BRESLAUER: The coal companies have commissioned their own studies and they claim their data show the environment is not being altered significantly.

RANEY: The use of the stream, the volume of water, the chemistry of the water. All of that is being preserved to pre-mining conditions.

And you do change the environment. And I’m not suggesting you’re improving on it. I’m not sure you can improve on what the good lord put here. And we feel like the impact is absolutely minimized.

BRESLAUER: That’s not what the residents in the valley think. They worry that with the removal of trees and soil above their homes, they will be more vulnerable than ever to floods.

Just two weeks ago, the worst fears of the community in Winding Shoals Hollow were confirmed when heavy rains caused the sediment pond From the valley fill above the hollow to overflow, knocking homes off foundations and washing cars downstream.

REPORTER: What did you lose?

RESIDENT: Everything.

BRESLAUER: After major flooding a year ago killed seven and left over 1000 homeless, the Governor ordered a study to determine what caused the flooding:

MICHAEL CALLAGHAN, CABINET SECRETARY, WEST VIRGINIA DEPT. OF ENVIRONMENTAL PROTECTION: What we decided we would look at is ask the question does mining impact flooding, and does timbering impact flooding? And the answer is yes to both.

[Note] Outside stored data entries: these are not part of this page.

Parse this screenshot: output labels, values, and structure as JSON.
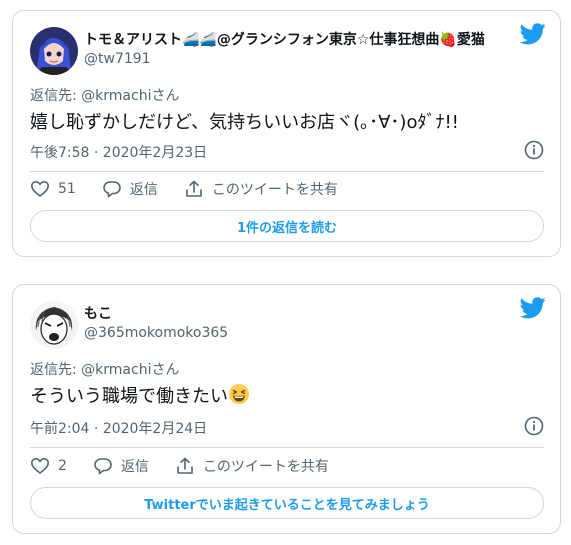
{
  "colors": {
    "twitter_blue": "#1d9bf0",
    "muted": "#536471",
    "border": "#cfd9de",
    "like_red": "#e0245e"
  },
  "tweets": [
    {
      "display_name": "トモ＆アリスト🚄🚄@グランシフォン東京☆仕事狂想曲🍓愛猫",
      "handle": "@tw7191",
      "reply_prefix": "返信先: ",
      "reply_mention": "@krmachiさん",
      "text": "嬉し恥ずかしだけど、気持ちいいお店ヾ(｡･∀･)oﾀﾞﾅ!!",
      "timestamp": "午後7:58 · 2020年2月23日",
      "like_count": "51",
      "reply_label": "返信",
      "share_label": "このツイートを共有",
      "cta_label": "1件の返信を読む",
      "avatar_icon": "anime-avatar-icon"
    },
    {
      "display_name": "もこ",
      "handle": "@365mokomoko365",
      "reply_prefix": "返信先: ",
      "reply_mention": "@krmachiさん",
      "text": "そういう職場で働きたい",
      "emoji": "😆",
      "timestamp": "午前2:04 · 2020年2月24日",
      "like_count": "2",
      "reply_label": "返信",
      "share_label": "このツイートを共有",
      "cta_label": "Twitterでいま起きていることを見てみましょう",
      "avatar_icon": "sketch-avatar-icon"
    }
  ]
}
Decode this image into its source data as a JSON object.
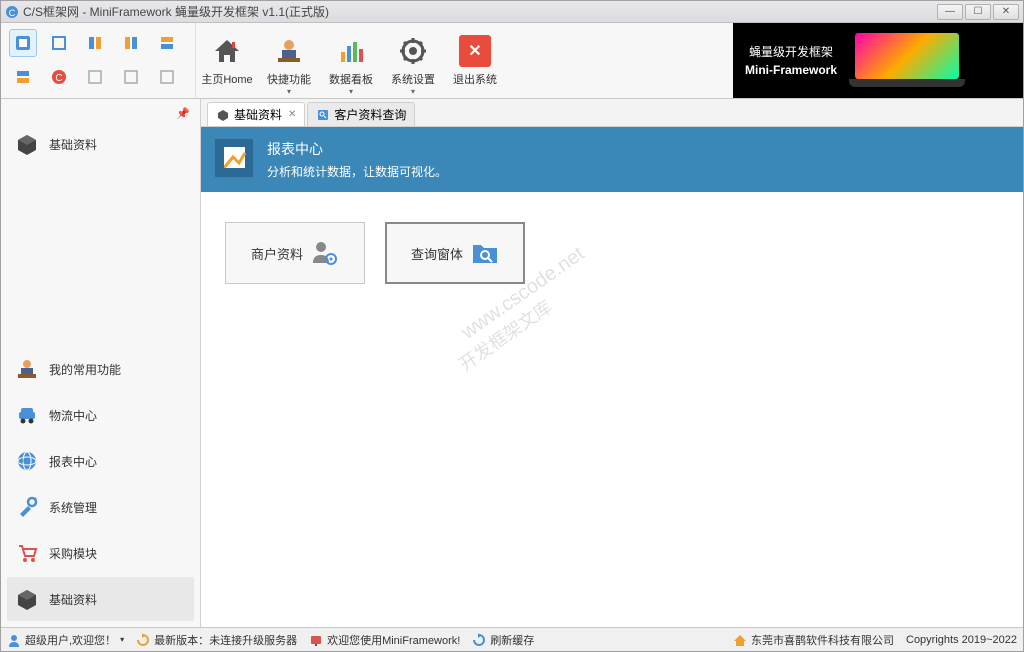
{
  "title": "C/S框架网 - MiniFramework 蝇量级开发框架 v1.1(正式版)",
  "ribbon": {
    "home": "主页Home",
    "quick": "快捷功能",
    "data": "数据看板",
    "settings": "系统设置",
    "exit": "退出系统",
    "banner_line1": "蝇量级开发框架",
    "banner_line2": "Mini-Framework"
  },
  "sidebar": {
    "top": "基础资料",
    "items": [
      "我的常用功能",
      "物流中心",
      "报表中心",
      "系统管理",
      "采购模块",
      "基础资料"
    ]
  },
  "tabs": [
    {
      "label": "基础资料",
      "active": true
    },
    {
      "label": "客户资料查询",
      "active": false
    }
  ],
  "bluebar": {
    "title": "报表中心",
    "subtitle": "分析和统计数据，让数据可视化。"
  },
  "cards": [
    {
      "label": "商户资料"
    },
    {
      "label": "查询窗体"
    }
  ],
  "watermark1": "www.cscode.net",
  "watermark2": "开发框架文库",
  "status": {
    "user": "超级用户,欢迎您！",
    "version": "最新版本：未连接升级服务器",
    "welcome": "欢迎您使用MiniFramework!",
    "refresh": "刷新缓存",
    "company": "东莞市喜鹊软件科技有限公司",
    "copyright": "Copyrights 2019~2022"
  }
}
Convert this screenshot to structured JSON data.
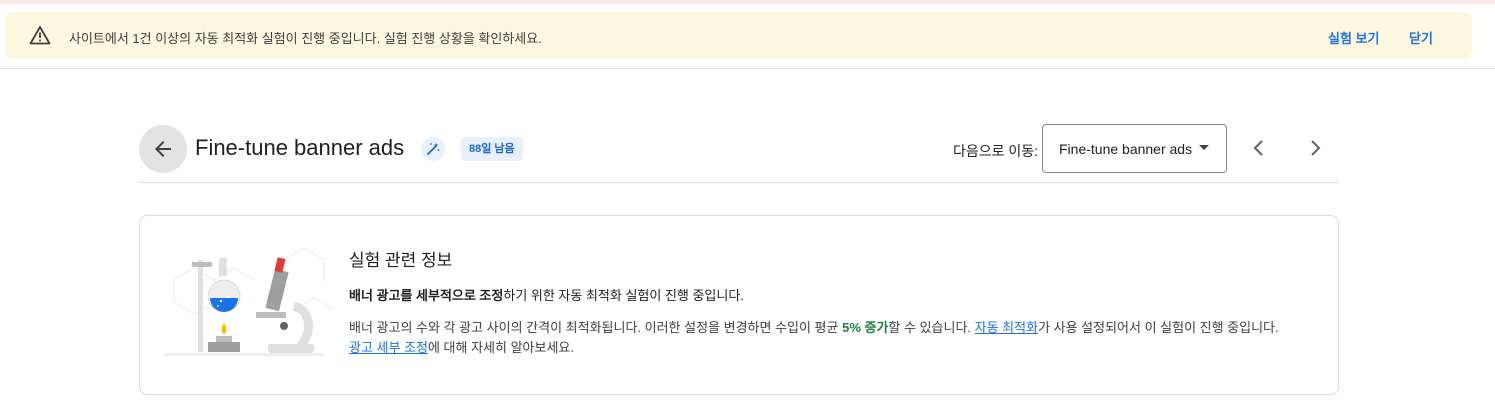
{
  "banner": {
    "message": "사이트에서 1건 이상의 자동 최적화 실험이 진행 중입니다. 실험 진행 상황을 확인하세요.",
    "view_label": "실험 보기",
    "close_label": "닫기",
    "icon": "warning-icon"
  },
  "header": {
    "title": "Fine-tune banner ads",
    "days_badge": "88일 남음",
    "goto_label": "다음으로 이동:",
    "goto_value": "Fine-tune banner ads"
  },
  "card": {
    "title": "실험 관련 정보",
    "line1_bold": "배너 광고를 세부적으로 조정",
    "line1_rest": "하기 위한 자동 최적화 실험이 진행 중입니다.",
    "para_part1": "배너 광고의 수와 각 광고 사이의 간격이 최적화됩니다. 이러한 설정을 변경하면 수입이 평균 ",
    "para_highlight": "5% 증가",
    "para_part2": "할 수 있습니다. ",
    "link_auto": "자동 최적화",
    "para_part3": "가 사용 설정되어서 이 실험이 진행 중입니다.",
    "link_finetune": "광고 세부 조정",
    "para_part4": "에 대해 자세히 알아보세요."
  },
  "colors": {
    "accent": "#1a73e8",
    "banner_bg": "#fef7e0",
    "success": "#188038"
  }
}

BRESLAUER: But in this case, the company said it was an accident.

As flooding becomes more common, residents are increasingly uneasy about living near valley fills. Yet valley fills had been growing in size for much of the last decade. It was one of the grounds for Lovett’s lawsuit.

LOVETT: I really, you know, naively believed that we would just go to court, point out what was wrong and that the United States government would fix it. But it hasn’t.

BRESLAUER: The reason, environmental advocates say, is politics.

PRESIDENT BUSH (FROM TAPE): I want to develop coal here in America.

BRESLAUER: Environmentalists believe that Bush courted coal during the election and now it’s payback time.

PRESIDENT BUSH (FROM TAPE): I’m glad I came back to West Virginia.

BRESLAUER: Many credit West Virginia’s key five electoral votes with winning him the election.

PRESIDENT BUSH (FROM TAPE): I would have come back whether I won or lost.

BRESLAUER: Do you think George Bush won the election partly because of coal?

RANEY: I think he did. I think he did. I think he won the election because of a very realistic approach on natural resource industries.

And it was this spring that the Bush administration came to the coal industry’s rescue, according to environmental groups, issuing the new rule change before Judge Haden’s anticipated decision in West Virginia.

JOAN MULHERN, SENIOR LEGISLATIVE COUNSEL, EARTHJUSTICE: In order to keep this out of court they changed the rule to sort of knock out the lawsuits.

BENJAMIN GRUMBLES, DEPUTY ASSISTANT ADMINISTRATOR, EPA: What we are doing, is we are clarifying and strengthening the regulation so that it makes it very clear that this is subject to a permit process.

BRESLAUER: Ben grumbles is the Deputy Assistant Administrator for water at the EPA. He says the new rule doesn’t really change anything.

GRUMBLES: This regulatory clarification is not a significant change from the current practices that have been carried out over the last several decades by the permitting agency.

JOAN MULHERN, SENIOR LEGISLATIVE COUNSEL, EARTHJUSTICE: That’s like saying we should help bank robbers to stop breaking the law by repealing the laws against bank robbery. Then it wouldn’t be illegal anymore. It doesn’t make it right. It doesn’t make it not harmful.

They changed the words that were part of the rule. They took the words that said you cannot use waste and they replaced it with words that said, acceptable fill material now includes coal mining waste, other excavation waste, hard rock mining waste, construction and demolition debris, plastics, how can they say it’s not a change? The rule does not say the same thing that it used to say.

BRESLAUER: Less than a week after Washington’s new rule was announced, Judge Haden rendered his own decision in a second suit brought by Lovett and team. He said valley fills in larger streams must stop. Furthermore, he said, the Bush administration was wrong to change the Clean Water Act. He called it an “obvious perversity” of the law and said it “the rule change was designed simply for the benefit of the mining industry and its employees.”

GRUMBLES: Well, we respectfully disagree with Judge Haden’s characterization of the motivations and the impact of the regulatory change.

BRESLAUER: The U.S. government and the mining industry have once again appealed, but for the moment, new mountaintop removal permits are halted in West Virginia and Kentucky. In the rest of the country, however, the new rule still stands, leaving water vulnerable to mining and dumping.

WILLARD KELLY: So if there’s enough money in it, enough profit in it, then the poor people has to pay for it. But down the road, the rich people will have to pay for it because where are they gonna get their water from? They’re drinking the same water that we have to drink.

EVELYN KELLY: Our children and our grandchildren, they’re gonna inherit all this. And there has to be something left besides a moonscape mountain and polluted water.